COMMENTARY

Chronic Fatigue Syndrome: Wrong Name, Real Illness

Miriam E. Tucker

Disclosures

January 08, 2015

In This Article

Introduction

Sufferers of what has been called chronic fatigue syndrome (CFS) are challenging patients, presenting with complaints of postexertional malaise, persistent flulike symptoms, unrefreshing sleep, "brain fog," and often a long list of other symptoms that don't seem to fit any recognizable pattern. Some appear ill, but many don't. And the routine laboratory tests often come back negative.

For that reason, those with CFS are often labelled as malingerers, depressed, or at least partially psychosomatic. But for the scientists and clinicians in the field, the phenomenon is as real as diabetes or atherosclerosis. Despite the stigma and a severe dearth of research funding, new efforts from the federal government and the private sector could move the field forward.

The name itself is one of the many controversies surrounding the condition. The CFS moniker has been used in the United States since 1988; in the United Kingdom, Canada, and elsewhere it is called myalgic encephalomyelitis (ME).

Many patients abhor the term "chronic fatigue syndrome" because they feel that it trivializes the condition, which can render individuals severely debilitated, housebound, or bedridden.

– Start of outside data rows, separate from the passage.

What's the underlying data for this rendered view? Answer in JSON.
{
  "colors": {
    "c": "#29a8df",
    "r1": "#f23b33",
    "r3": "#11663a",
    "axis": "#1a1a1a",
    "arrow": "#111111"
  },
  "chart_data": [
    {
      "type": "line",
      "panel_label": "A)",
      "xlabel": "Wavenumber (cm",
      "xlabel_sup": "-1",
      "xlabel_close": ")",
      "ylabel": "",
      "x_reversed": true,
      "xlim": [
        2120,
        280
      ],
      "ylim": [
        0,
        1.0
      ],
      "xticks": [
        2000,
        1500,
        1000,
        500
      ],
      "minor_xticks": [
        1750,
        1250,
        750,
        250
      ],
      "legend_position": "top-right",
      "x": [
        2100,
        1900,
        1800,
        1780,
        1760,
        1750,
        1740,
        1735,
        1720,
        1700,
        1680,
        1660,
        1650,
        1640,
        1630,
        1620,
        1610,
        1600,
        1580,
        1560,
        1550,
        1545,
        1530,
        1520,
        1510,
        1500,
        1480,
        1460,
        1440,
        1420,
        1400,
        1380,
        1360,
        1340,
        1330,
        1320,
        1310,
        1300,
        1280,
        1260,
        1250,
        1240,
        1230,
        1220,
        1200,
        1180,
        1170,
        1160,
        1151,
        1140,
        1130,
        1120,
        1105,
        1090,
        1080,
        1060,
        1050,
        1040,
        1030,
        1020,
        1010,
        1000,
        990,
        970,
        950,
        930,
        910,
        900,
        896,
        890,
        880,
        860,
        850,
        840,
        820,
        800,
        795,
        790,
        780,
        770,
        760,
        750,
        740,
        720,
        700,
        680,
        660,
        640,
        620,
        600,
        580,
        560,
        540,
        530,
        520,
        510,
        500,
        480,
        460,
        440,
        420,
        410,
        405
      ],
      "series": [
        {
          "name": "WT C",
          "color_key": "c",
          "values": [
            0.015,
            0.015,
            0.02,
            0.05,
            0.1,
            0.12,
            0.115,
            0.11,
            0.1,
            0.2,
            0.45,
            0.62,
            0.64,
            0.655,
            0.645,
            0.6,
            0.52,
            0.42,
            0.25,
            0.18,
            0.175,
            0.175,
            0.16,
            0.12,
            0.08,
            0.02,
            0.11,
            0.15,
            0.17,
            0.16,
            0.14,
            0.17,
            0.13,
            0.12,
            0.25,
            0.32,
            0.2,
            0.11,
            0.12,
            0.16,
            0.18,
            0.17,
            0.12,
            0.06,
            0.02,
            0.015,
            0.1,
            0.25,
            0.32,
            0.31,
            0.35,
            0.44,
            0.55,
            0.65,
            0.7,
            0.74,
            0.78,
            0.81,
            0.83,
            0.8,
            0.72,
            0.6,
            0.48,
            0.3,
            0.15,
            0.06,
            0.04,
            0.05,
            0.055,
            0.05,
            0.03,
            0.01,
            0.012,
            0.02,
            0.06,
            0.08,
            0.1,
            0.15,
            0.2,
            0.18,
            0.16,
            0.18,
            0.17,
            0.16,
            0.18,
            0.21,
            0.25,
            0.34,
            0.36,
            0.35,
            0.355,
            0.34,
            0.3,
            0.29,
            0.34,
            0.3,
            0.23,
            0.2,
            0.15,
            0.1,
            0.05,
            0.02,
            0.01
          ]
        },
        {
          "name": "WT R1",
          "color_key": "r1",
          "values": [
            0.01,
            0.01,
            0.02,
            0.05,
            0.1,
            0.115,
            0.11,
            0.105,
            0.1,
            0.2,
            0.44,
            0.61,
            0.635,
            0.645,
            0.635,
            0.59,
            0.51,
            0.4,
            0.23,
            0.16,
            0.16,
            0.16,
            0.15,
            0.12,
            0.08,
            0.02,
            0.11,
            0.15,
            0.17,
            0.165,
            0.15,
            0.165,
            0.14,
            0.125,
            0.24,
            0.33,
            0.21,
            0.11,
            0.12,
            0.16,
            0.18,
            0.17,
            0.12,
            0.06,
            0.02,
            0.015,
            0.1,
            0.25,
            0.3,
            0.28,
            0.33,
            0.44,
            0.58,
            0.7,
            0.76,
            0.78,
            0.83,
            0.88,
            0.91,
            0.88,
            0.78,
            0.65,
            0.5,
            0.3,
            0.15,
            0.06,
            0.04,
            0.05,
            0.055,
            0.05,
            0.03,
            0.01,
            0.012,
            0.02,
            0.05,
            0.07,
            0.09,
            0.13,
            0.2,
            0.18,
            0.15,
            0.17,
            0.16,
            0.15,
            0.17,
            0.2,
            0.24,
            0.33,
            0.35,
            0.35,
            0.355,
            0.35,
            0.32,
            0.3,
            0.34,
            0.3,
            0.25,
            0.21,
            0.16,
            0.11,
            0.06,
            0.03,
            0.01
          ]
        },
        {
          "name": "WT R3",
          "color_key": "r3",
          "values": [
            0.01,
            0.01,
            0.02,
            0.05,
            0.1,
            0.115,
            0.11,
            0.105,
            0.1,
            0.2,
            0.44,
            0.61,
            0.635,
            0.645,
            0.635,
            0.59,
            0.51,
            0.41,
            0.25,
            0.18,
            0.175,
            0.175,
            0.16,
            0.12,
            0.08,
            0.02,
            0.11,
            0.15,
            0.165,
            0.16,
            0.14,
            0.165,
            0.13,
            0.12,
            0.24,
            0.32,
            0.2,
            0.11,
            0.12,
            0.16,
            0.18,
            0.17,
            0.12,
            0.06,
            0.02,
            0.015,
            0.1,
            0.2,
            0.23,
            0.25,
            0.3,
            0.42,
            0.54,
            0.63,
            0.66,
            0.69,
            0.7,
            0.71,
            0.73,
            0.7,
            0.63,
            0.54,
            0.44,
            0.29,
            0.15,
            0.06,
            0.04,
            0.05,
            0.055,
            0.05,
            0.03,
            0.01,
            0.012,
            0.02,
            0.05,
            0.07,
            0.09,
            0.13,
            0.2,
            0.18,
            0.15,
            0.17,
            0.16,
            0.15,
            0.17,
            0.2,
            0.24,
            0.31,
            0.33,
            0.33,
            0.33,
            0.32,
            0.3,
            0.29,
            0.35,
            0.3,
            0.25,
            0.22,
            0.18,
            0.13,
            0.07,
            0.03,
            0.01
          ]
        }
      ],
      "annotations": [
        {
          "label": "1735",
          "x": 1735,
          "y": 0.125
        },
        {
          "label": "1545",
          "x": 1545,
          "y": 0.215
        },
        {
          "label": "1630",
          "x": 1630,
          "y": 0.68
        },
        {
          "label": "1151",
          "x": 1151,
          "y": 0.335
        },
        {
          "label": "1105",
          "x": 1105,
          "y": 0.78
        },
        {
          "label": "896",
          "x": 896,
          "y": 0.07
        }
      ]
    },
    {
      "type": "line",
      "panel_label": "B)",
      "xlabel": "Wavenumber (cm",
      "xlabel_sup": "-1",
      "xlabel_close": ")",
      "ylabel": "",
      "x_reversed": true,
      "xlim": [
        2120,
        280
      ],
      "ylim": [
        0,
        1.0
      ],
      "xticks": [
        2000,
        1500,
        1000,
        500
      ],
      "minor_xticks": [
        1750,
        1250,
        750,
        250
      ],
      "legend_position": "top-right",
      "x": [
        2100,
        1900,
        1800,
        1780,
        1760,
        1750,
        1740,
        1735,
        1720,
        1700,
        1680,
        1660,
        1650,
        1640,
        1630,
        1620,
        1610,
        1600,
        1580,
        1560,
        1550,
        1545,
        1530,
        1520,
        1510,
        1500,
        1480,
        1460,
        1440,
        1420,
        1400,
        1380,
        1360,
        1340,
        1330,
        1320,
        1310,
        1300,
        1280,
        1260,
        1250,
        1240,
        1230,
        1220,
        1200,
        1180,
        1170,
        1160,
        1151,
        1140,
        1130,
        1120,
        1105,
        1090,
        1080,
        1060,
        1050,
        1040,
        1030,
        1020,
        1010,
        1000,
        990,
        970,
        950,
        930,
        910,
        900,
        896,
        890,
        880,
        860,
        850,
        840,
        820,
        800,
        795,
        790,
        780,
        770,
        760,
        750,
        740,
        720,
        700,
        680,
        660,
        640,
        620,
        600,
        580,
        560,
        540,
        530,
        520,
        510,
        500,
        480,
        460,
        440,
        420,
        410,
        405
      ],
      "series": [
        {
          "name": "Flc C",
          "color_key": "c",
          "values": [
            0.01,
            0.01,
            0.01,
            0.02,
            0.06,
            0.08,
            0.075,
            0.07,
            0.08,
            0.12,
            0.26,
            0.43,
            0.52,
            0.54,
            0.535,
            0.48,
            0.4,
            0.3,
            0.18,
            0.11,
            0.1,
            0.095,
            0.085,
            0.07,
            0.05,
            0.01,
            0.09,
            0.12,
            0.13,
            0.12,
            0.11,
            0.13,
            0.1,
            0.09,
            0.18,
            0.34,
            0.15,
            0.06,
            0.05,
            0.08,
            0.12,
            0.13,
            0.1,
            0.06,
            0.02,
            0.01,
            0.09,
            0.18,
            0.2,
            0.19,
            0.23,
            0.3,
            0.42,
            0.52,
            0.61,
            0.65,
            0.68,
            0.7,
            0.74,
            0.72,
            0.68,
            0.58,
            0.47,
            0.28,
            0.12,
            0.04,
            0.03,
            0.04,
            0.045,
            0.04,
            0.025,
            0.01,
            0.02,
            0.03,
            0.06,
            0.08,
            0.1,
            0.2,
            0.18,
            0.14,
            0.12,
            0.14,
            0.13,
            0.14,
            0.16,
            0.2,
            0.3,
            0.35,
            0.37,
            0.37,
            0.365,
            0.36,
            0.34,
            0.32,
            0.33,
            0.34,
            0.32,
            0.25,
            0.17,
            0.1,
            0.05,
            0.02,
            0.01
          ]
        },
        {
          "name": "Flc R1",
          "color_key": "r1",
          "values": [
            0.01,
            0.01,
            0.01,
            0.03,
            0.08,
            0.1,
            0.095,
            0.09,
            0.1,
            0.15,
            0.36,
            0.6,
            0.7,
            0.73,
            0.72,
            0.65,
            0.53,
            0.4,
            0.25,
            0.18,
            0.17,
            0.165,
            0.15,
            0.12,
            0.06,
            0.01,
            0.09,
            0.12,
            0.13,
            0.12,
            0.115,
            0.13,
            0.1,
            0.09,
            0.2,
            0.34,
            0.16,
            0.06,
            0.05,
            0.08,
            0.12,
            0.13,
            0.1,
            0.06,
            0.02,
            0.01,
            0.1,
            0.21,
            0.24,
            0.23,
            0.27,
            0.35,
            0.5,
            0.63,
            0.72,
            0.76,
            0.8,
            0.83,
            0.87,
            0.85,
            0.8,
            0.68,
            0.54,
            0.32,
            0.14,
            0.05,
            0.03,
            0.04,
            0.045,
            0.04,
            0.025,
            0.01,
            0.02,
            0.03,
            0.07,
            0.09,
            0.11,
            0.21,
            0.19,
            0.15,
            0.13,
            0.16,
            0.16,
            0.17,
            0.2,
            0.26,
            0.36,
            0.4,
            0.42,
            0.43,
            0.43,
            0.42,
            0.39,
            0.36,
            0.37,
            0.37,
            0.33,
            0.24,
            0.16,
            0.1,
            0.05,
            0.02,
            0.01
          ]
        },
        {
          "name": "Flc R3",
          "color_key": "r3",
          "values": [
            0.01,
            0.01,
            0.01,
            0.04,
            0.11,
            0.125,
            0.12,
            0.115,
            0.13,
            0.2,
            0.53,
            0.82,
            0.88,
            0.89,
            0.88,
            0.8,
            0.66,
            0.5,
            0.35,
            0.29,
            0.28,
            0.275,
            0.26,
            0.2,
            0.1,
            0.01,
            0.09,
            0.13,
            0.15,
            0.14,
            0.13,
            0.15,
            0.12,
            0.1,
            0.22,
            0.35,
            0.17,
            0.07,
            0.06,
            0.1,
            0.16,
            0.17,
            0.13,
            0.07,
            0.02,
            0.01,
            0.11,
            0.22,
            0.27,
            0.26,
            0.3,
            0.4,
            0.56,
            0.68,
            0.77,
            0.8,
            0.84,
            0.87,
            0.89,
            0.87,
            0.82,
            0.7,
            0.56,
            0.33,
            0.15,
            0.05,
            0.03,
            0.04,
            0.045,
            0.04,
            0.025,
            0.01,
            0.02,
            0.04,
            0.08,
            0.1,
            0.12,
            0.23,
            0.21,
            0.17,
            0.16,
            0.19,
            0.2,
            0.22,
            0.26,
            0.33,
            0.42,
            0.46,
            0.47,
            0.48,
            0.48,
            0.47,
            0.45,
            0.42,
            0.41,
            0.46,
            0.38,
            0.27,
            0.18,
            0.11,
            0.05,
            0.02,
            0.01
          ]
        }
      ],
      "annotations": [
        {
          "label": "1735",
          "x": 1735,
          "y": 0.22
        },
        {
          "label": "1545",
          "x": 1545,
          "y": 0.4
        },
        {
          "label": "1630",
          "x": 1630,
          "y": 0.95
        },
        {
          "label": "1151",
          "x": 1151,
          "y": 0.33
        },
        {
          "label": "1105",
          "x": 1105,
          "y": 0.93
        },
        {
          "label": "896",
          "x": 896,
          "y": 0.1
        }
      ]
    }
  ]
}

Moreover, an emerging consensus in the field is that "chronic fatigue syndrome" as defined in 1994 by the Centers for Disease Control and Prevention (CDC) represents a more heterogeneous and less severely affected population than does "myalgic encephalomyelitis," captured by the 2003 Canadian Clinical Case Definition. Both definitions require multiple symptoms in addition to 6 months of unexplained fatigue to make the diagnosis, but the ME criteria also require the hallmark symptom of postexertional malaise.[1]

For now, the compromise term "ME/CFS" has been adopted by the research community and officially by the various agencies within the US Department of Health and Human Services (HHS). In early 2015, the Institute of Medicine, commissioned by HHS, will release recommendations for new clinical diagnostic criteria and possibly will propose a name change as well.